The explanation is pedigree collapse, or shared ancestors: when a set of parents somewhere in your tree are related to each other, there are fewer than the normal number of ancestors in an earlier generation, because more than one "slot" in the tree is filled by the same individual. For example, if two first cousins marry each other, their children will have only six great-grandparents instead of the expected eight. A few such cases in your family tree can drastically reduce the number of direct ancestors, and it was actually quite common in times when people seldom strayed far from their birthplaces and thus were likely to be related in some degree to just about every potential mate.
I have a classic case of pedigree collapse due to a marriage of first cousins in my Rand line. My fifth great-grandfather, Joshua Rand, was born, say 1715, probably in Rye, New Hampshire. He married Mary Moses ca 1740, and they had eight children. The oldest was John, born 15 Feb 1742, and the third was Joseph, born ca 1746. These two brothers were my fourth great-grandfathers.

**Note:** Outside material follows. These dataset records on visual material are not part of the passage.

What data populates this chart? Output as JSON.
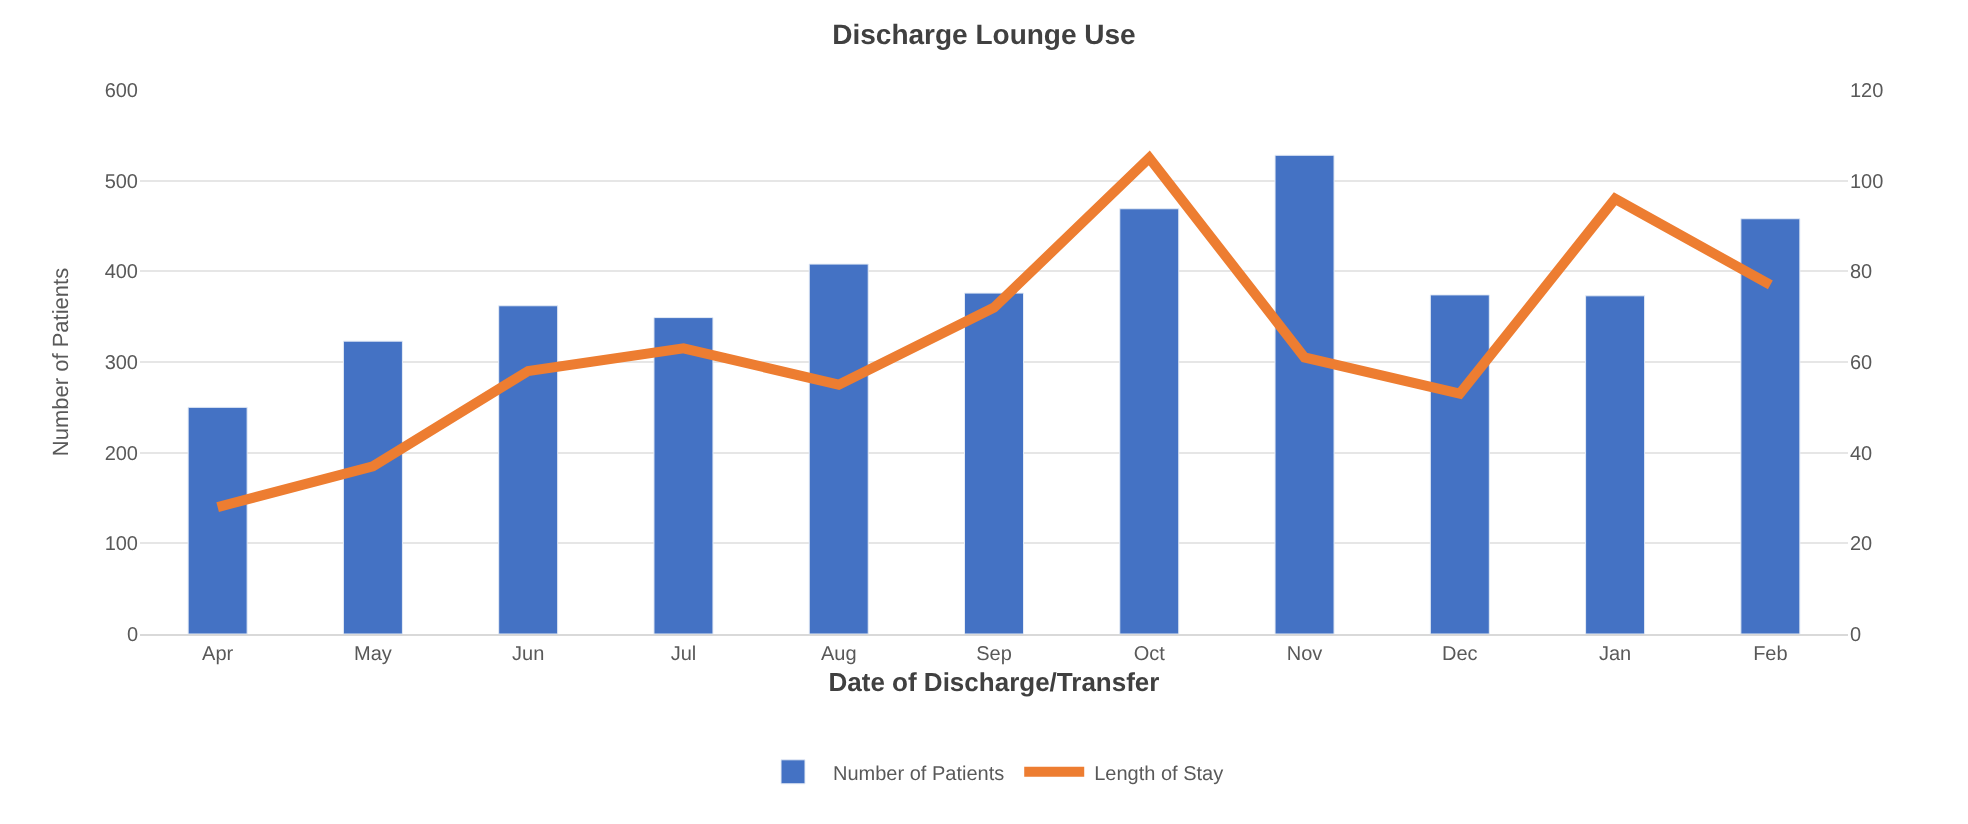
{
  "chart_data": {
    "type": "bar",
    "title": "Discharge Lounge Use",
    "xlabel": "Date of Discharge/Transfer",
    "ylabel": "Number of Patients",
    "categories": [
      "Apr",
      "May",
      "Jun",
      "Jul",
      "Aug",
      "Sep",
      "Oct",
      "Nov",
      "Dec",
      "Jan",
      "Feb"
    ],
    "series": [
      {
        "name": "Number of Patients",
        "color": "#4472c4",
        "values": [
          250,
          323,
          362,
          349,
          408,
          376,
          469,
          528,
          374,
          373,
          458
        ]
      },
      {
        "name": "Length of Stay",
        "type": "line",
        "axis": "y2",
        "color": "#ed7d31",
        "line_style": "solid",
        "values": [
          28,
          37,
          58,
          63,
          55,
          72,
          105,
          61,
          53,
          96,
          77
        ]
      }
    ],
    "ylim": [
      0,
      600
    ],
    "yticks": [
      0,
      100,
      200,
      300,
      400,
      500,
      600
    ],
    "y2lim": [
      0,
      120
    ],
    "y2ticks": [
      0,
      20,
      40,
      60,
      80,
      100,
      120
    ],
    "grid": "y",
    "legend": "bottom"
  }
}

Joseph Rand married Susannah Goss on 24 May 1764. They had seven children; the third was Joshua Rand, born 23 Aug 1779, in Rye, New Hampshire. Eight years later, on 4 Jun 1772, Joseph's elder brother John married Hannah Seavey. They had eight children; the oldest was Elizabeth, born 20 May 1773, probably also in Rye.

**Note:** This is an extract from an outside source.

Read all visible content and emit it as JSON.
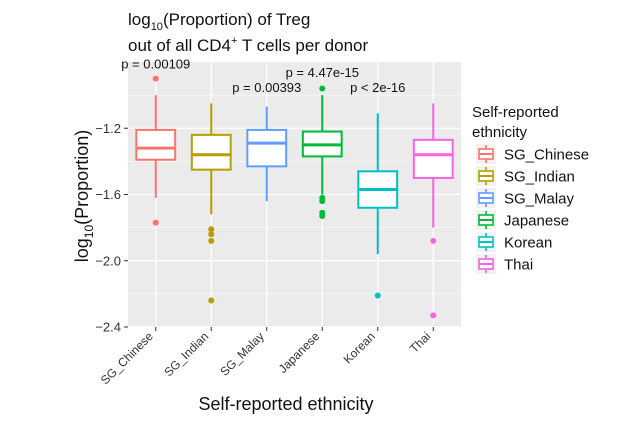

After the death of his first wife, Esther Marden, with whom he had two sons, Joshua Rand married Elizabeth Rand, his first cousin, on 29 Mar 1810. Joshua and Elizabeth had three sons, all born in Rye:
- Ezra Rand, b. 1810, d. 1827
- Nahum Alonzo Rand, b. 1813, married Dolly Brister
- Aaron Rand, b. 1816, married Elizabeth Yeaton
Their middle son, Nahum, left New Hampshire for Roxbury, Massachusetts, where he married Dolly Brister and subsequently removed to Andover, Maine. His pedigree chart below illustrates the pedigree collapse: Nahum Rand had only six great-grandparents, not eight.
Pedigree collapse illustrated |
- Joshua Rand and Elizabeth Rand (third-great-grandparents)
- Nahum Alonzo Rand and Dolly Brister (great-great-grandparents)
- Kate Rand and Marchant Hodsdon (great-grandparents)
- Mary Milliken Hodsdon and Chester F. Kirk (my paternal grandparents)
(Note: This post is in response to Amy Johnson Crow's "52 Ancestors in 52 Weeks" challenge at No Story Too Small.)
SOURCES
- Langdon Brown Parsons, History of the town of Rye, New Hampshire: from its discovery and settlement to December 31, 1903 (Concord, N.H.: Rumford Printing Company, 1905), pp. 499-504; digital images, Google Books (http://books.google.com/books : accessed 28 Apr 2012).
1 comment:
I just documented this a couple of weeks ago! What a coincidence to find this just now. Nahum Jr is my great great grandfather (Edith is my great grandmother). I'm just now figuring out how lucky I am to have settled near ground zero for the branch of the family I'm named after. Thank you for your great work.